A study by Nery et al retrospectively followed 168 consecutive patients in whom nonoperative management had failed (median follow-up, 7.1 y). [8] All patients underwent magnetic resonance imaging (MRI) to rule out other pathology and, after neurectomy, had a pathology-proven neuroma. In contrast to the approach followed by Coughlin et al, the surgical procedure involved a transverse plantar approach and preservation of the deep transverse incision. The results were as follows:

  • A good result (no pain or paresthesia) occurred in 89%, a fair result (mild pain or paresthesia without recurrence) in 7%, and a poor result (complications or persistent symptoms) in 4%
  • In all patients with a poor result, a recurrent neuroma was found on a second surgery and resected; all were subsequently asymptomatic

The study authors concluded that the transverse plantar incision approach for Morton neuroma resection is comparable in outcomes to other approaches. They also stated that MRI is not needed for diagnosis but was required in these cases by insurance providers.

Akermark et al followed 55 patients with a longitudinal plantar incision for at least 2 years and found an 86% rate of overall satisfaction. [10]  The complication rate in this study was low (5%) and may have been related to the meticulous care taken to keep scar formation between the metatarsal heads.

Colgrove et al compared transposition with resection in a randomized trial. [9]  At the 36- to 48-month follow-up, they found the resection group to have 86% excellent results and 14% fair results; meanwhile, the transposition group had 96% excellent results and 4% good results. The authors concluded that resection is unnecessary for symptom relief. To date, however, no repeat study has been conducted to confirm their results.

Kasparek et al reported good-to-excellent results in 75 (77%) feet at a mean of 15.3 years after surgery in their retrospective series. [11]

Reichert et al assessed the long-term results of dorsal neurectomy in 41 patients treated for Morton neuroma (average follow-up, 7.4 y; range, 5-12). [12]  Mean American Orthopedic Foot and Ankle Society (AOFAS) score rose from 39.4 ± 7.84 preoperatively to 83.4 ± 12.1 postoperatively; mean visual analogue scale (VAS) score fell from 7.04 ± 1.4 preoperatively to 1.4 ± 0.8 postoperatively. Results were reported as very good in 31 patients, good in six, satisfactory in one, and poor in three. Single neuromas that were larger than 3 mm and were resected within 12 months of symptom onset were associated with the best results.

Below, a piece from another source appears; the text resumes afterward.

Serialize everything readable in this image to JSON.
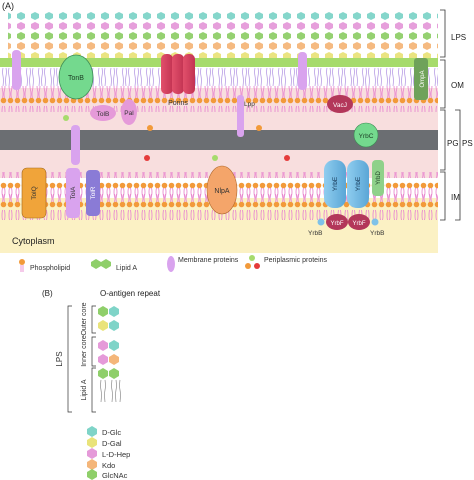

Kundert et al prospectively studied clinical outcomes and complications in 44 patients (51 feet, 56 neuromas) who underwent excision of Morton neuroma via a plantar longitudinal approach. [13]  Mean VAS score fell from 8 preoperatively to 0.4 at final follow-up (mean, 54 mo; range, 12-99). The overall complication rate was 7.1%, and the incidence of scar problems (eg, delayed wound healing, hypertrophic scar formation, and inclusion cyst) was 5.2%.

Bucknall et al performed a prospective study aimed at determining  pre- and postoperative outcomes and satisfaction scores in 99 consecutive patients (78 women, 21 men; 111 feet) who underwent excision of Morton neuroma. [14] They documented statistically significant differences between mean pre- and postoperative scores on the Manchester-Oxford Foot Questionnaire (MOXFQ) and the physical component of the Short Form (SF)-12.

In this study, 10 patients were dissatisfied, describing results as poor or very poor; however, most were satisfied, describing results as good or excellent. [14] At follow-up, 63 of the 99 patients were pain-free; eight had worse scores than they had before the procedure. No statistically significant difference in outcome was found between single-site surgery and multiple-site surgery. Revision surgery was associated with significantly worse MOXFQ scores.